Op grond van het voorgaande oordeelt de rechtbank dat [naam 1] op 24 maart 2019 te Tilburg onder bedreiging van geweld is overvallen door twee daders, waarbij een bedrag van ongeveer € 460,- is gestolen.
Is verdachte een van de daders?
De rechtbank ziet zich vervolgens voor de vraag gesteld of verdachte een van de daders van de overval is. Volgens de verdediging kan niet wettig en overtuigend worden bewezen dat verdachte betrokken is bij het tenlastegelegde feit.
De rechtbank overweegt dat mevrouw [naam 2] , directrice van de school waarop verdachte ten tijde van het tenlastegelegde zat, een verklaring heeft afgelegd. Zij heeft verklaard dat zij op school geruchten had gehoord dat leerlingen dader 1 op de beelden van [naam 8] herkenden als een leerling van de school. Anders dan de verdediging is de rechtbank van oordeel dat [naam 2] verdachte herkent als dader 1 uit eigen waarneming. [naam 2] heeft immers aangegeven dat zij na het horen van die geruchten zelf de beelden heeft teruggekeken. Verdachte heeft problemen met zijn motoriek, waardoor zijn linkerarm en –hand een beetje hangen. [naam 2] herkent verdachte op de beelden aan zijn slanke postuur, zijn romp, de manier van lopen, de vorm van zijn hoofd, de manier waarop hij zijn hoofd omhoog tilt, de houding van de linkerarm en -hand en zijn kapsel. Verdachte heeft schoenen met blauwe veters, net als dader 1 op de beelden.

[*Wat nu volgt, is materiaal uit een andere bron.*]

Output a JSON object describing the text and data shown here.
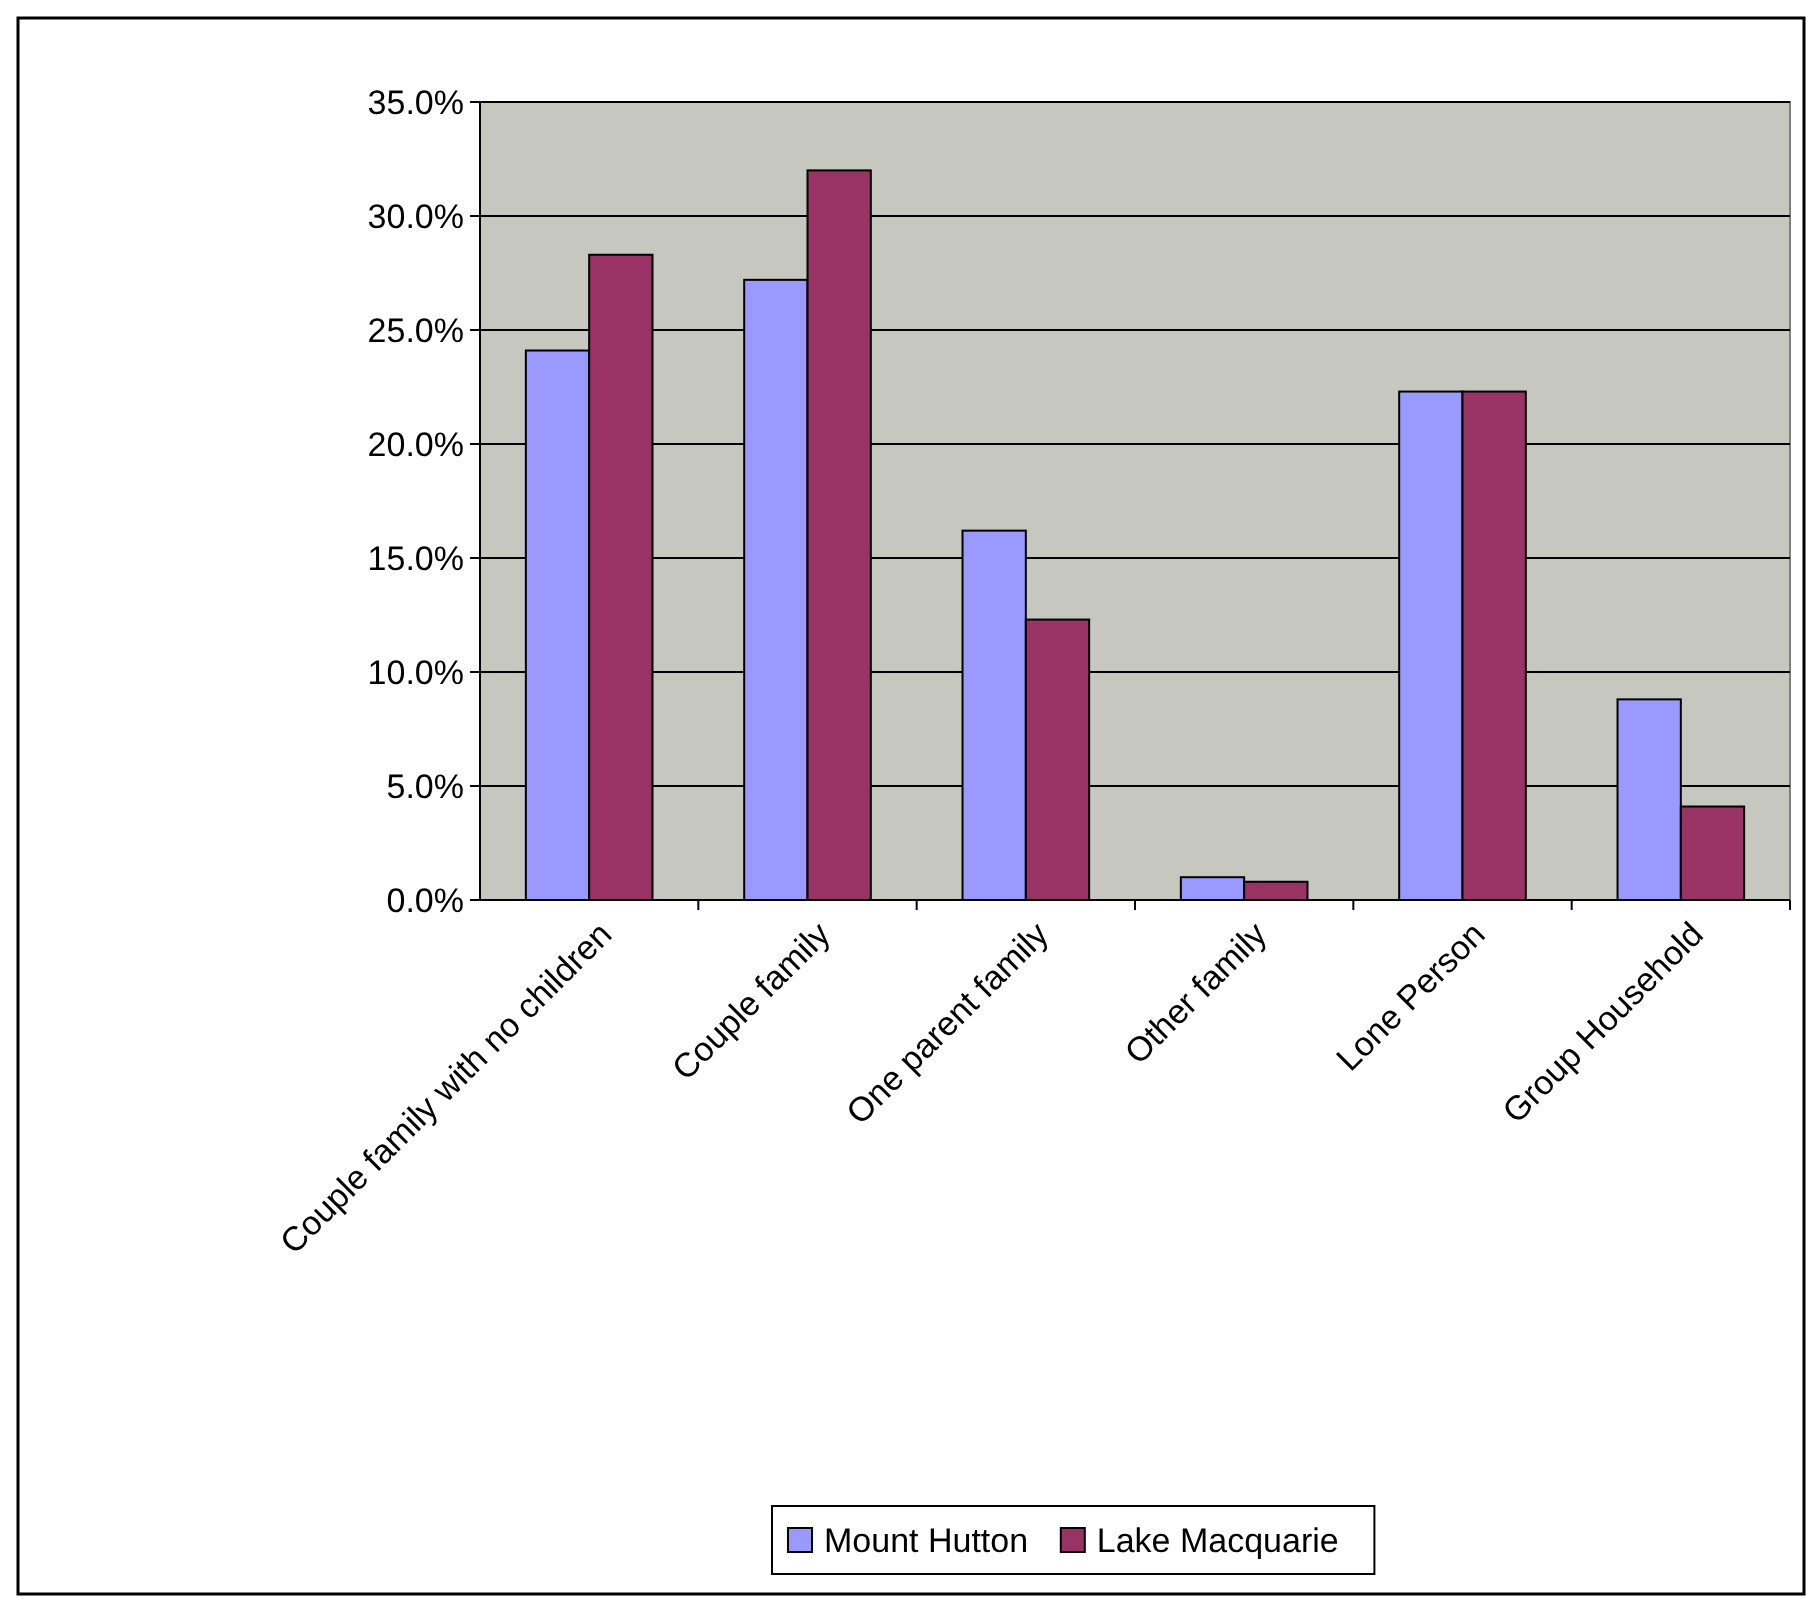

Op 24 maart 2019 om 20:45 uur zat getuige mevrouw [naam 5] op het balkon van haar flat in Tilburg. Onder haar balkon hingen jongeren rond. [naam 5] zag hoe de forse jongen en de magere jongen renden en dat beiden een bivakmuts opzetten. Enkele minuten later zag [naam 5] de jongens weer de hoek om komen rennen vanuit de richting van het [straatnaam 1] . De magere jongen viel en liet een tas van [naam winkel] vallen. Die tas is blijven liggen.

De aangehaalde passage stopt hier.